You'd have to have a clause in your terms of service that says "if we think you are a bot then the information we give you will be bad", then users could (and probably should) run far away, since they have no way of knowing whether you think they are a bot or not, and thus can't trust anything on your site?
But even aside from the explicit contractual terms, even without one, you cannot just run around acting in bad faith, right? If you put up a site called AccuratePrices.com and then for some users you knowingly and intentionally provide false information, isn't that something like fraud?
Otherwise I could leave a piece of paper in a coffee shop saying. "Apple stock will go up 5% in the next month - By reading these words you agree not to trade Apple stock in the next month unless you pay me a royalty.". Reading something does not mean agreeing to its terms and if the content does not require agreeing to its terms to access the content, then the terms are may as well not exist until you do.
It doesn't mean you can ignore everything there. If you reproduce the content then you are still liable under copyright laws. If you DDOS the site, you are still liable under tortious interference laws.
But outside of something covered by other laws, there is no legal recourse to just putting "no bots" in your terms of service and then suing any bots you find. You can try to _block_ bots, just like you can hide your sheet of paper when you see a cop getting coffee, but you can't sue them for breaking terms they never agreed to. I don't believe there is actually any case law yet as to whether a bot can even agree to a contract. For evidence you can look at the recent LinkedIn case, which, while it is on appeal, turned on this issue.
If you detect wrongly though, you risk alienating your users -- if I saw obviously incorrect prices on an ecommerce site, I wouldn't shop there, assuming that they are incompetent and if I enter any payment information it's going to be whisked away by hackers.
Depending on your industry etc., it may be viable to take the legal route. If you suspect who the scraper is, you can deliberately plant a 'trap street', then look for it at your suspect. If it shows up, let lose the lawyers
Even if you have an enforceable contract, you can still face an expensive legal battle if they choose to fight (and it's likely not their first fight), so hopefully you have some deep pockets.
I don't see anything wrong with it.
I agree with you there.
Also relevant: Courts: Violating a Website’s Terms of Service Is Not a Crime (https://news.ycombinator.com/item?id=16119686)
I'd say not always. Some websites attract a high number of unsophisticated scrapers, and a few clever ones. If it's high volume, blocking the former is often worth it just for the reduced load. I agree that going to war with skilled and funded scrapers is futile.
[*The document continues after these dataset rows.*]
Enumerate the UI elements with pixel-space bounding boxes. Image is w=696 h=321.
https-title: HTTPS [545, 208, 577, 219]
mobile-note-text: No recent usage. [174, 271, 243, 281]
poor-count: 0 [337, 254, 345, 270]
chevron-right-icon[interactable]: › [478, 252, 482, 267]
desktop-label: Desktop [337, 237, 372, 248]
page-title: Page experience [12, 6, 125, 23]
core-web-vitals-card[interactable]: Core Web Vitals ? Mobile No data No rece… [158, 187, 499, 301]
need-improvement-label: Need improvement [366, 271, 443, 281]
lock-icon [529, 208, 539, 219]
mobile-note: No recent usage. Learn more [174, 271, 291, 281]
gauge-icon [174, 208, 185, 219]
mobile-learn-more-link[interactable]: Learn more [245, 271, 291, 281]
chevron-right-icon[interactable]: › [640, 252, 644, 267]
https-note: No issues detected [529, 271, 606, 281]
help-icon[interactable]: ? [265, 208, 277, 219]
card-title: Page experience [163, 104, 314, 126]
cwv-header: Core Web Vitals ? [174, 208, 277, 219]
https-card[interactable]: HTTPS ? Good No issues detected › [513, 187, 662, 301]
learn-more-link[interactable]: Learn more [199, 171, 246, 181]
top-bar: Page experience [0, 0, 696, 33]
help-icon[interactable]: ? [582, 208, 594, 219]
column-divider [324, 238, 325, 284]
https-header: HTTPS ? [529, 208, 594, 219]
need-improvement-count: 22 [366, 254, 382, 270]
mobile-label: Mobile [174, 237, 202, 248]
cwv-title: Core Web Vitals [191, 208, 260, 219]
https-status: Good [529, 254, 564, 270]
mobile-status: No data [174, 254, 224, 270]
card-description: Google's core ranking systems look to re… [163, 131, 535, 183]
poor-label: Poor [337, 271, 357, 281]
Some prick is bound to make some fancy non-DOM web framework using web assembly and turn the internet into a DRM-ridden mess.
Even without fancy HTML5 stuff anybody could have sent a prerendered image.
I remember web-sites which exclusively rendered in Flash. I avoided them like a plague.
Most companies do use some flash nonsense, but given the state of that, I'm sure they'll find some new insanity to foist on us.